Where China has leverage

China exported about $482 billion in goods to the U.S. last year, more than any other country exported to the United States, according to the Office of the United States Trade Representative. The U.S. exported about $116 billion in goods to China in 2015, putting its goods trade deficit $366 billion.

Many U.S. companies rely on China's low-cost industrial workers to make their merchandise, and U.S. consumers have become accustomed to cheap Chinese imports sold by big big-box retailers and others.

China also holds more U.S. debt than any other country, about $1.2 trillion in Treasury securities as of the end of September, according to the Treasury Department. When the United States needs to borrow — which is more or less perpetually — it very often borrows from China.

While Trump has directed free-wheeling rhetoric toward China, Beijing's relatively "cautious" response may signal that it has decided to punish Taiwan for the Taipei-to-New York phone call, while trying to "educate" Trump on U.S.-China relations, said Rodger Baker, vice president of strategic analysis at Stratfor.

Where the United States has leverage

Still, China was one of the biggest targets of Trump's campaign rhetoric; he repeatedly argued that the Asian giant took American jobs and depressed wages in working-class America. Trump may not soften his pronouncements, and that could increase tension, even if he does not immediately take any drastic economic policy steps toward China, Baker added.

Trump's transition team did not immediately respond to a request for comment. But to the extent that his past rhetoric can be taken at face value, he clearly believes that the United States has strong economic pressure it can bring to bear against China.

On the campaign trail, Trump repeatedly accused China of manipulating its currency in order to give its exports an advantage over U.S.-made goods, and he threatened to slap a tariff of up to 45 percent on Chinese imports. That would obviously be a problem for China given that the United States is a critical export market.

Many forms of economic punishment would have drawbacks for either side, Manning and Baker said. U.S. impediments to Chinese trade would hurt China, but U.S. companies — and farmers — would likely also lose access to China's growing middle class.

"There are implications of cutting trade and economic activity that hurt U.S. businesses and business operations," Baker said.

The threatened tariffs could have the same effect, as many U.S. businesses have built supply chains that stretch around the globe, including into China, Manning added.

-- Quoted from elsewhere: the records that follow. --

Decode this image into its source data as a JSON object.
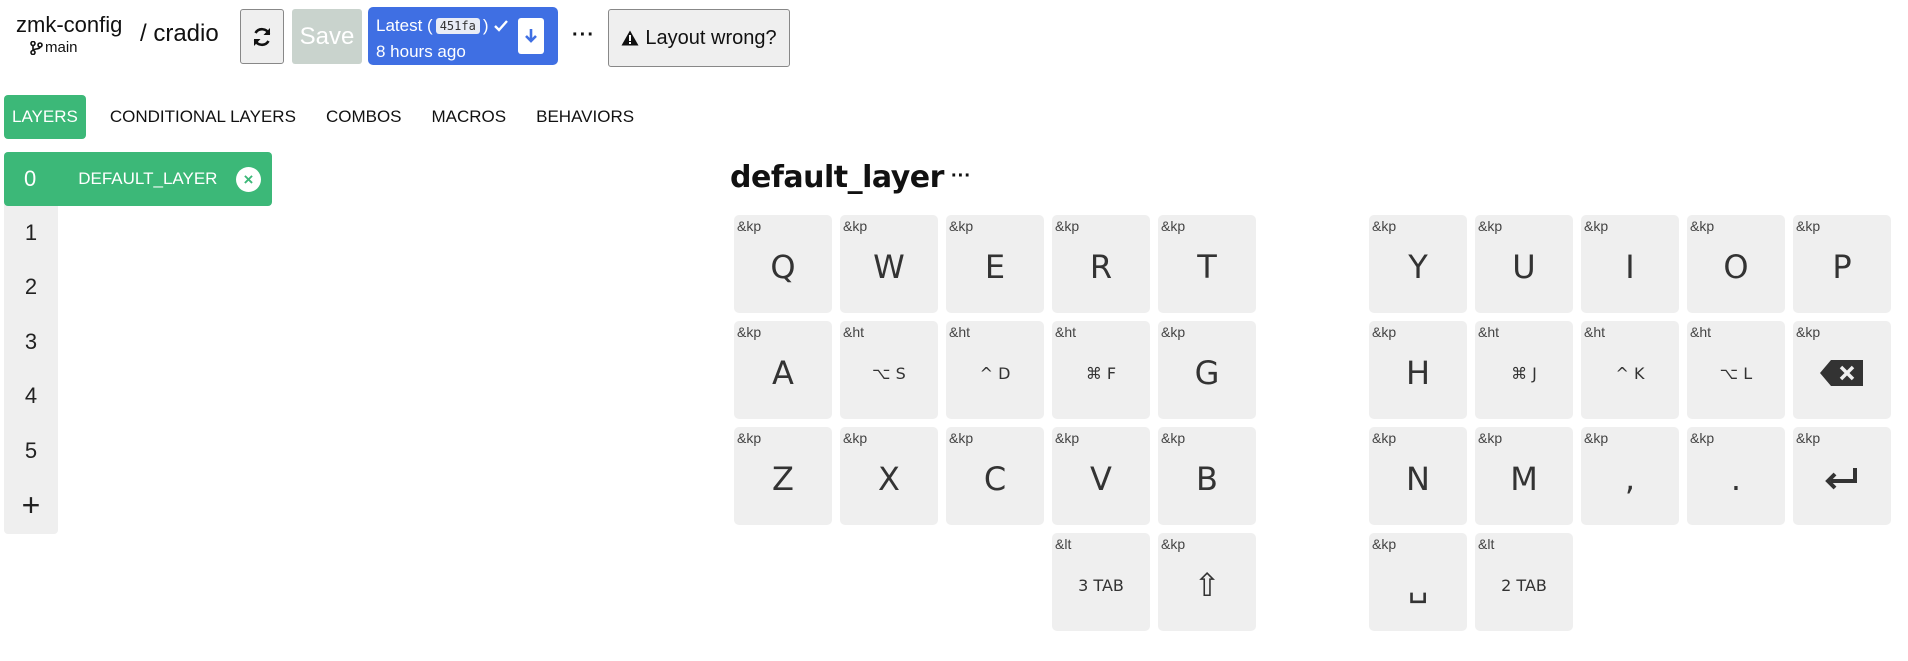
{
  "header": {
    "repo": "zmk-config",
    "branch": "main",
    "keyboard": "/ cradio",
    "save_label": "Save",
    "version_prefix": "Latest (",
    "commit": "451fa",
    "version_suffix": ")",
    "version_time": "8 hours ago",
    "more": "···",
    "layout_wrong": "Layout wrong?"
  },
  "tabs": [
    "LAYERS",
    "CONDITIONAL LAYERS",
    "COMBOS",
    "MACROS",
    "BEHAVIORS"
  ],
  "layers": {
    "active_index": "0",
    "active_name": "DEFAULT_LAYER",
    "close": "×",
    "others": [
      "1",
      "2",
      "3",
      "4",
      "5"
    ],
    "add": "+"
  },
  "layer_title": "default_layer",
  "layer_more": "···",
  "keys": [
    {
      "b": "&kp",
      "l": "Q"
    },
    {
      "b": "&kp",
      "l": "W"
    },
    {
      "b": "&kp",
      "l": "E"
    },
    {
      "b": "&kp",
      "l": "R"
    },
    {
      "b": "&kp",
      "l": "T"
    },
    {
      "b": "&kp",
      "l": "Y"
    },
    {
      "b": "&kp",
      "l": "U"
    },
    {
      "b": "&kp",
      "l": "I"
    },
    {
      "b": "&kp",
      "l": "O"
    },
    {
      "b": "&kp",
      "l": "P"
    },
    {
      "b": "&kp",
      "l": "A"
    },
    {
      "b": "&ht",
      "l": "⌥ S"
    },
    {
      "b": "&ht",
      "l": "^ D"
    },
    {
      "b": "&ht",
      "l": "⌘ F"
    },
    {
      "b": "&kp",
      "l": "G"
    },
    {
      "b": "&kp",
      "l": "H"
    },
    {
      "b": "&ht",
      "l": "⌘ J"
    },
    {
      "b": "&ht",
      "l": "^ K"
    },
    {
      "b": "&ht",
      "l": "⌥ L"
    },
    {
      "b": "&kp",
      "l": "",
      "icon": "backspace-icon"
    },
    {
      "b": "&kp",
      "l": "Z"
    },
    {
      "b": "&kp",
      "l": "X"
    },
    {
      "b": "&kp",
      "l": "C"
    },
    {
      "b": "&kp",
      "l": "V"
    },
    {
      "b": "&kp",
      "l": "B"
    },
    {
      "b": "&kp",
      "l": "N"
    },
    {
      "b": "&kp",
      "l": "M"
    },
    {
      "b": "&kp",
      "l": ","
    },
    {
      "b": "&kp",
      "l": "."
    },
    {
      "b": "&kp",
      "l": "",
      "icon": "enter-icon"
    },
    {
      "b": "&lt",
      "l": "3 TAB"
    },
    {
      "b": "&kp",
      "l": "⇧"
    },
    {
      "b": "&kp",
      "l": "␣"
    },
    {
      "b": "&lt",
      "l": "2 TAB"
    }
  ],
  "colors": {
    "accent_green": "#3cb878",
    "version_blue": "#3f6fe3",
    "key_bg": "#efefef",
    "save_disabled": "#c9d3cd"
  }
}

China has the "nuclear option" of dumping its U.S. Treasurys. Such a move could roil financial markets in the U.S. by causing shifts in the dollar or interest rates.

But even a move that drastic would not present a clear advantage to China, Manning said. Investors — including many of the world's sovereign governments — buy U.S. debt because it is a safe investment. For China to put that money elsewhere, such as into an increasingly unstable euro zone, would create new problems for Beijing.

Regardless, Baker said he expects sustained U.S. resistance to China in some key areas, such as impeding Chinese investors from buying property and technology in the United States.